“The voice of her generation…there is beauty and wisdom in SOAK’s music” – NME “Sensational…the most auspicious of debuts” – Mojo **** “A richly textured record…a quite precocious talent” – Q **** “Both innocent and haunted…SOAK defies conformity” – Guardian **** “The tenderness, wisdom, self-knowledge and humour contained here would put many writers decades her senior to shame” – Sunday Times Culture
SOAK has today announced details of her much-anticipated second album, Grim Town, as well as unveiling new single ‘Knock Me Off My Feet’. Also featuring beautiful returning track ‘Everybody Loves You’, Grim Town will be released on Rough Trade Records / Remote Control on Friday 26 April.
Grim Town follows the success of SOAK’s multi-prize-winning debut album Before We Forgot How To Dream, and an extraordinary period of invention and self-discovery for the still-just-22-year-old Derry native.
The unique but universal world of Grim Town is tantalisingly introduced today in new single ‘Knock Me Off My Feet’ – a love letter to the lawlessness and freedoms of small-town culture, as well as its more claustrophobic, cut-you-down-to-size qualities. It’s about the idea too, says Bridie, that “you can be the best person to yourself, and the worst person to yourself”, a theme which is explored intensely acrossSOAK’s ambitious, eclectic and brilliantly brave second album, Grim Town.

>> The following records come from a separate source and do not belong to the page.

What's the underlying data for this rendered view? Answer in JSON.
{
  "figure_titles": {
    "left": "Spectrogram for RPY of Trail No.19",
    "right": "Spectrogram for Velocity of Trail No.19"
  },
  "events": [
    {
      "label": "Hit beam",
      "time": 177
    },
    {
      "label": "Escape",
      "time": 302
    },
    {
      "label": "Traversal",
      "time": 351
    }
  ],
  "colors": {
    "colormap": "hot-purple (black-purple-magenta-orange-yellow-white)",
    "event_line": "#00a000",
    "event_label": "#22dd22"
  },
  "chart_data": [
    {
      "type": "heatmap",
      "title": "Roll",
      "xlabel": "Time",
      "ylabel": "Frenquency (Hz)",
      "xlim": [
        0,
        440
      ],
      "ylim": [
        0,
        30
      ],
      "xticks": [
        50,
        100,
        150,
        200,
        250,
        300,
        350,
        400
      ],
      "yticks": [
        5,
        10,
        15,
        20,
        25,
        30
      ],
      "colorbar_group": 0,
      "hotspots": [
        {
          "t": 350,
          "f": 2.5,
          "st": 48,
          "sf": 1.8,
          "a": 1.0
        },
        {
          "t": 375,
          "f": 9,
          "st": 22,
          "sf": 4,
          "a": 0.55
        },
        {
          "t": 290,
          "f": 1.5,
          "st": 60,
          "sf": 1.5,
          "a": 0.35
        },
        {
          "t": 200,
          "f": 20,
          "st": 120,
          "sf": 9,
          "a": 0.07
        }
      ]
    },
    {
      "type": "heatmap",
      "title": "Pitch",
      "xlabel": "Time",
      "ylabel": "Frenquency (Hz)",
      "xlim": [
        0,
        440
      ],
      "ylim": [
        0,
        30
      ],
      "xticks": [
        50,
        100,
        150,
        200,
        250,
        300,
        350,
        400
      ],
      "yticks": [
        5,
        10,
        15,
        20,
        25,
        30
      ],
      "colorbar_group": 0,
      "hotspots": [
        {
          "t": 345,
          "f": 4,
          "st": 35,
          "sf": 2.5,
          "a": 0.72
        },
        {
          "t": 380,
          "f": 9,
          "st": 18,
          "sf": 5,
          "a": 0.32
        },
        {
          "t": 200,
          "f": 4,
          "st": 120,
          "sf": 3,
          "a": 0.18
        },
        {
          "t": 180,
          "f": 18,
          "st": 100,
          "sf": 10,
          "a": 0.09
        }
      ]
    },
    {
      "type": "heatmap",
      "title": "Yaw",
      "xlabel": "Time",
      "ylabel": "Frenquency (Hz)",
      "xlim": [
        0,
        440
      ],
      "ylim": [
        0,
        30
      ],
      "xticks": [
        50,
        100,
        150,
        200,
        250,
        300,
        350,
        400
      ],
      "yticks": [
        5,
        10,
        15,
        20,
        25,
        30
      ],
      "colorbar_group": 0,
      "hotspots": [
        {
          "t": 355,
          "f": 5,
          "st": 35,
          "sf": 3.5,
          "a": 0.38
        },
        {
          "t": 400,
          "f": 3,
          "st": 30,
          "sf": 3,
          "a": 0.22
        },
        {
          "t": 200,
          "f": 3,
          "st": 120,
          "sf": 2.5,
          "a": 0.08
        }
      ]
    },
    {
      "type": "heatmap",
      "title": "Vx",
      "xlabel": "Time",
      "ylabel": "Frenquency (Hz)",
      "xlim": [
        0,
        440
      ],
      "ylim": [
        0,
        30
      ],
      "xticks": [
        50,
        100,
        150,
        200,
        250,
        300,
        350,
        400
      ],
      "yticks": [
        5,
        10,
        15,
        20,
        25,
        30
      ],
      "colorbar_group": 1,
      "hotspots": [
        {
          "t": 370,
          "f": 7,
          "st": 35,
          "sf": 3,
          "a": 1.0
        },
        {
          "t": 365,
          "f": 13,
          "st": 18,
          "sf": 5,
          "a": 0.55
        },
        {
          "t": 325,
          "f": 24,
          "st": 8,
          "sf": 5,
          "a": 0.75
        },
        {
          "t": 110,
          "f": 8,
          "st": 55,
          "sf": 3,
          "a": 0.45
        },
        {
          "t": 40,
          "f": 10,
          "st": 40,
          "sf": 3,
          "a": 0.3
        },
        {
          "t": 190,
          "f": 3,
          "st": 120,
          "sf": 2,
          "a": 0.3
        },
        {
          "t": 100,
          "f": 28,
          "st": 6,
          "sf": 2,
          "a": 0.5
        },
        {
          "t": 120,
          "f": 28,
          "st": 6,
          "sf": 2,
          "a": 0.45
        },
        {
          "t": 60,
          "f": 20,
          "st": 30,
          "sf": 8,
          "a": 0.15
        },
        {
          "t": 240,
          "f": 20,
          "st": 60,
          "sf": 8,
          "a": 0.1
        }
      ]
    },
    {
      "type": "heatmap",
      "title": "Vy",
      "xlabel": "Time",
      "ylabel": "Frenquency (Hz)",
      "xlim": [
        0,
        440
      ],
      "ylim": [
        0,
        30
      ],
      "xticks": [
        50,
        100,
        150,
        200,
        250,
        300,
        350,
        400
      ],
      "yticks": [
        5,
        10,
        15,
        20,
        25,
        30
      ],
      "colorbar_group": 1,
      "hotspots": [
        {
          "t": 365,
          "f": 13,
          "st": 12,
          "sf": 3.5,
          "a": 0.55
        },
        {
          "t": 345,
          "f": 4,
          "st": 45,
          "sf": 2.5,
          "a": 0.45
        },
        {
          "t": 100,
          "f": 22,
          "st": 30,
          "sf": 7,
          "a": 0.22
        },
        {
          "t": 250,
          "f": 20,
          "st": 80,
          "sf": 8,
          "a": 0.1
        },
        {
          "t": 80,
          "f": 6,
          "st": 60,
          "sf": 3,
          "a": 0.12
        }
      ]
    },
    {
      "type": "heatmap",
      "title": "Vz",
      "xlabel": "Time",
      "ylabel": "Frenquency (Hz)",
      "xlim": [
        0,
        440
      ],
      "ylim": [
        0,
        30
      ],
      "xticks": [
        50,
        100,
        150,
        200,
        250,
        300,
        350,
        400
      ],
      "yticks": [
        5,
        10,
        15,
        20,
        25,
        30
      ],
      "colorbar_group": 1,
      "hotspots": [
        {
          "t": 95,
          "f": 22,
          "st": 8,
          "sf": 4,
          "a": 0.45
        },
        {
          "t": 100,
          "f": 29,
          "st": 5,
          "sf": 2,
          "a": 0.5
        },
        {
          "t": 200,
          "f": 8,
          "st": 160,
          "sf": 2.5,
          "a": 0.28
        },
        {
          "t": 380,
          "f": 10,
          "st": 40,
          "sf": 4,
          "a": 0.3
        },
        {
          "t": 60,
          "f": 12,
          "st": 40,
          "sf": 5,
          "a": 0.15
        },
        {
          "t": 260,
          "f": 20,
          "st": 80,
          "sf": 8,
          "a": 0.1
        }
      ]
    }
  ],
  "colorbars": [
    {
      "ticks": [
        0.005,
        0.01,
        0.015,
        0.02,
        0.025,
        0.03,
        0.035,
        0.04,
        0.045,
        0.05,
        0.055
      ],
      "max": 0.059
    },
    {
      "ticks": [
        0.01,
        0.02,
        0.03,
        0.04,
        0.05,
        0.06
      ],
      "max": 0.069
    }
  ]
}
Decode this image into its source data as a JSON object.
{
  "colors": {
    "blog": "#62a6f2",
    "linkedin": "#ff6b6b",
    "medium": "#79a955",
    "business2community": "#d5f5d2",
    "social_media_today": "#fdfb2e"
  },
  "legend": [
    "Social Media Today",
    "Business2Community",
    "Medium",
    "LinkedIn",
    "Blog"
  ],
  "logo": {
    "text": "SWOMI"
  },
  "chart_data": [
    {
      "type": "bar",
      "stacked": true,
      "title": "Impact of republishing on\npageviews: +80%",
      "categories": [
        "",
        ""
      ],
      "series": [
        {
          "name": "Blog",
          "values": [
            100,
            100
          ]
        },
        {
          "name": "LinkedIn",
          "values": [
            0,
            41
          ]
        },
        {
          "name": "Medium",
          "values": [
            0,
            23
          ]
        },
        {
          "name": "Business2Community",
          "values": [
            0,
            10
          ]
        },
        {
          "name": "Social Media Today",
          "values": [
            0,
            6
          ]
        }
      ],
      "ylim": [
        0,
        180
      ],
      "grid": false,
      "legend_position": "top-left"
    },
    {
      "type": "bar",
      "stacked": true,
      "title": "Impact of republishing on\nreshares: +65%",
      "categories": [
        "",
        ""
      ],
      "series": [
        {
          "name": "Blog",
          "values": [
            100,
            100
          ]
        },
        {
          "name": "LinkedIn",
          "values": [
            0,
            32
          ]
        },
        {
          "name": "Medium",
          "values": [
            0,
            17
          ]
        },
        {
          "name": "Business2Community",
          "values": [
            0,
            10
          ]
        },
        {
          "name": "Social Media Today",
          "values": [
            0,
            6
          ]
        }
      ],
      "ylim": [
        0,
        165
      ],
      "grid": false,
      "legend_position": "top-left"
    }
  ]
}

The central premise of Grim Town, says SOAK, is “a dystopia that I’ve created in my brain: me on the inside, processed into a pretend location. The way I could wrap my head around a lot of what I was going through was to make it feel like something quite physical and real. Once I had the idea of the album being an actual location, exploring the dynamics of this town and what it would look or sound like felt like the right way to give my mental state a personality.” So if debut album Before We Forgot How To Dreamwas conceived as a time-capsule of innocence, vividly capturing those moments in adolescence when anything felt possible, Grim Town perhaps examines the reality: on what happens next after you enter adulthood (but actually feel more in crisis than ever), and the world around you isn’t what was promised to you or your generation.
A record about getting lost that you can, also, truly get lost in, Grim Town arrives as inspired by the audio-visual environmentalism of Pink Floyd’s ‘The Wall’ as the production of Arcade Fire, Broken Social Scene or Phoebe Bridgers. With unflinching honesty, Bridie tackles everything from long-distance love, depression, divorce and social anxiety to the changing modern landscape (sexually, politically, emotionally). And it’s accepting the jumble of emotions which make you ‘you’ that emerges as the ultimate message of Grim Town, with its suitably placeless universe in which everybody’s personal Grim Townlooks different, but everybody’s matters.